Whether a kitten shows complete or partial ginger coloration depends on the number of duplicates of the "O" genetics the kitten inherits. Male kittens need to inherit the dominant "O" genetics from their mother to be entirely orange, while ginger female kitties need to acquire it from both mom and dad.

Male kittens that inherit their mother's recessive "o" genetics will be born a calico or tortoiseshell. In a similar vein, females that acquire "Oo" can be either ginger or calico.

Since a ginger female cat should acquire two X chromosomes, there is a greater variety of possible genetic mixes. Consequently, just about 20% of ginger cats are female, and 80% are male.


20% of ginger cats are female, and 80% are male.


Although very early socializing plays the most significant role in an adult cat's personality, some anecdotal proof says cats' personalities vary between colors. Ginger tom cats have a track record of being assertive, vocal, and energetic; female Ginger cats are considered calmer and quieter.

Additionally, a survey carried out by the University of California, Berkeley, showed that cat enthusiasts were more likely to credit positive personality traits to orange cats compared with white or tortoiseshell cats.
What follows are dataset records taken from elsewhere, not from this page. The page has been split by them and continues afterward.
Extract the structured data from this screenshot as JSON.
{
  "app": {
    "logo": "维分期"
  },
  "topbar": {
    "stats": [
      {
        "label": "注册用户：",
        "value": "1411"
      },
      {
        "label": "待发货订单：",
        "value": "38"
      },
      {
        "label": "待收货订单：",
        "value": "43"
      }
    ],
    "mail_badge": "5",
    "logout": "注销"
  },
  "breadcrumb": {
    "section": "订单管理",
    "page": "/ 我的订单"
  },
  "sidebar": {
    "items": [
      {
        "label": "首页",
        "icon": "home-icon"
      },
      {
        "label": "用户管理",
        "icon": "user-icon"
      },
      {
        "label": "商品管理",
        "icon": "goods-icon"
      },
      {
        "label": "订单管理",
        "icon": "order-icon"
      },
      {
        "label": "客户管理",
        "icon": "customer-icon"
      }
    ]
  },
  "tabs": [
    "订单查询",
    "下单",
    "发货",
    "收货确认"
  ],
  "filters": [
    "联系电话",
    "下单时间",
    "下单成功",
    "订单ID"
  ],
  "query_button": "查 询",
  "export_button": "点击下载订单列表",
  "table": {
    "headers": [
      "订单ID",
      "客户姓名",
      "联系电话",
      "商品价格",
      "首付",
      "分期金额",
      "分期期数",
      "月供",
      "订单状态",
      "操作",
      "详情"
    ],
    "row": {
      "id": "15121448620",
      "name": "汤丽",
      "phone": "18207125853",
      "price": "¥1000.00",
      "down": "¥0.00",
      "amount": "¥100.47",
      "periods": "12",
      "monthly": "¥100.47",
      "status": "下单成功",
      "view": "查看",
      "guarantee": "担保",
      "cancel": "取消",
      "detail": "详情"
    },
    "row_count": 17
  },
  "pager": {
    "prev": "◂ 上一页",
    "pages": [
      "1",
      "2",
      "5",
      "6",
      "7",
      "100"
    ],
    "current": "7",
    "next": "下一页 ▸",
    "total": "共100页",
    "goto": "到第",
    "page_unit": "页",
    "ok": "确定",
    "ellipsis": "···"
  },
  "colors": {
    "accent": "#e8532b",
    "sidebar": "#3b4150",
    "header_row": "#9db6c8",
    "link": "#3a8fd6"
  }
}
Ginger cats were commonly considered more energetic, while tortoiseshell and white cats were more aloof.

Here's A Quick Rundown of Breeds That Commonly Have the Coloring Of Ginger Cats

  • American Bobtail
  • American Curl
  • Bengal
  • British Shorthair
  • Egyptian Mau
  • Maine Coon
  • Munchkin
  • Ocicat
  • Asian Shorthair
  • Persian
  • Somali

Do Ginger Cats Make Great Pets?

Ginger cats are exceptionally popular, and numerous cat owners say that their ginger cats are pleasant and caring. However, specific character and temperament may vary, so your feline's type makeup might affect their personality.

7 Famous Ginger Cats


An orange tabby cat called Orangey (or Orangey Minerva) was the ginger feline in Breakfast at Tiffany's with Audrey Hepburn in 1961. Orangey first debuted in the 1952 motion picture Rhubarb and became the only feline to win 2 PATSY honors in 1952 and 1962. Despite his popularity, Orangey was commonly referred to as mean.


The Marmalade Cat is the cute orange star of a series of illustrated children's books by Kathleen Hale, initially printed in 1938. Inspired by Hale's very own ginger feline, Orland, this 19-book collection tells the adventures of Orlando and also his feline household. The first book in the series titled "Orlando (The Marmalade Cat): A Camping Holiday" was an instant success, and the series finished in 1972 with "Orlando and the Water Cats."


This bi-color ginger and white feline became famous in the 1997 film Men in Black. Orion came from Gentle Rosenburg, a member of the Arquilian royal family hiding on Earth.


The film called "The Adventures of Milo and Otis" is a 1986 Japanese comedy about two pals--a ginger tabby named Milo and his best friend, a pug named Otis. In 1989, Columbia Pictures removed 15 minutes from the film and launched it in English.


Known for his idleness and love of pasta, Garfield is an American cartoon character developed by Jim Davis. A ginger cat with tiger red stripes, Garfield belongs to owner Jon Arbuckle and also spent his days terrorizing his dog brother Odie.

Puss in Boots

After his opening night in Shrek 2 in 2004, Puss in Boots became a prominent personality in the Shrek franchise business. This lively ginger feline puts on boots, a cape, and a saggy hat while carrying his sword in a belt around his midsection.